In 1966 Wirkola turned the jumping world upside down, winning the Norwegian championship, which is tougher, in its way, than any other, and the two gold medals in the world meet. For one year he held the world jumping distance record at 479 feet, which does not particularly interest him since form and floating are the real rewards. And last year he cocked his jumping cap down on the bridge of his nose and took on the Germans and Austrians in their traditional "jumping week" events. Wirkola won three of the four on the program—and the title. In the pre-Olympic competition at St. Nizier, outside Grenoble, he won the 90-meter jump easily and chose not to enter the lesser jump.
And now he faces the prospect of the 1968 events. In that regard, jumpers are not like Norway's cross-country runners, who tend to be modest and kick at the snow a lot, heads down, when they talk.
"You have got to believe in yourself," Wirkola says flatly, in the clear tone of a true believer. "I would like to win two gold medals at Grenoble: the 70-meter and the 90-meter jumps. I would think that Reinhold Bachler of Austria would win a silver—he is my biggest threat—and there are at least five who could get bronze medals."
Wirkola unquestionably believes he can do it. It shows up in his walk and manner, and in a crowd he gives off the fire of a champion. In a way, Bjorn is like Eggen, the only other man on the team who clearly wants more than one gold medal.
Eggen wants three, in the 50, the 15 and the one he figures to pick up as a member of the Golden Quartet. He will start in all four events and take on all comers, including Ellefsaeter, who expects to attack in a couple of events, and Martinsen, who insists he is now old and strong enough to go 50 himself. Gronningen, the fourth member of the quartet, will enter all events and perhaps win a silver or a bronze.
"It is," says Eggen, "the tradition, like the bears, remember? It is a way of life with us in Norway. What else is there to do here in the winter?"
So the Golden Quartet and the rest of the team assemble in Oslo, and it seems as though all 470,000 residents know them; then the jumpers come to town, walking in their special, down-from-the-hills swagger, caps pulled down over their eyes, and there is the feeling of fierce pride all through the cold air. Wirkola comes on like a transistorized Joe Namath; he gives off an aurora borealis of glittering hardness. "There is Bjorn Wirkola," everybody says. "There is the Little Bear!"
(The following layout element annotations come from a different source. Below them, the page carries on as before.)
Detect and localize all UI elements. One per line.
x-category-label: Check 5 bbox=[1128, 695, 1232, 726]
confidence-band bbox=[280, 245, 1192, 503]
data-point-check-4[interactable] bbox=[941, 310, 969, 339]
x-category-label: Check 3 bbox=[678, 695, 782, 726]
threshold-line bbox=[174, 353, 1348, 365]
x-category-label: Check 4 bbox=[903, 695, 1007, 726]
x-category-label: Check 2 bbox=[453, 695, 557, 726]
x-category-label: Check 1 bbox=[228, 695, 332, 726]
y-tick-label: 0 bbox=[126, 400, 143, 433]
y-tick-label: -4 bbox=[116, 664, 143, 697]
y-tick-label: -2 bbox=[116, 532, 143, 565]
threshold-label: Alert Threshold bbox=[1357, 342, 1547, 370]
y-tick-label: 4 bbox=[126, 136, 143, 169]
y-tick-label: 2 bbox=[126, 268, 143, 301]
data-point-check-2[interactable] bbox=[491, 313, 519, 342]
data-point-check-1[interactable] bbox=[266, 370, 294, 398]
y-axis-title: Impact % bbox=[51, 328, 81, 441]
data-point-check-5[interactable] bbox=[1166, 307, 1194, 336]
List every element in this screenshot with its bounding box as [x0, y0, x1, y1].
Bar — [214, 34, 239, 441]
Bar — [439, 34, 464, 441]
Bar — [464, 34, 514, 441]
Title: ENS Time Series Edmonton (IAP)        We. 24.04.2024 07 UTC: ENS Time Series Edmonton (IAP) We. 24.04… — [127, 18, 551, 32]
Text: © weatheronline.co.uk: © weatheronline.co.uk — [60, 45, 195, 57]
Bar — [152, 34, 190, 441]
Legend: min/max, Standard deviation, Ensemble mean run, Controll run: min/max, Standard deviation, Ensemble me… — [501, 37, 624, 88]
And up behind the National Theater, at the head of Karl Johan's Gate (street), is the biggest fan of them all, King Olav V, onetime jumper (in 1923), present-day cross-country skier and fulltime Nordic buff. King Olav skis every Saturday on the miles of trails around the city. On a good day there are 100,000 people out there. Everyone meets on the trails, nodding courteously: the King, the Golden Quartet, the commoners, Coach Jensen—everybody.
King Olav's royal bodyguard skis with him in a sort of Secret Serviceman role. But halfway through the evening he has fallen more than a block behind, puffing badly.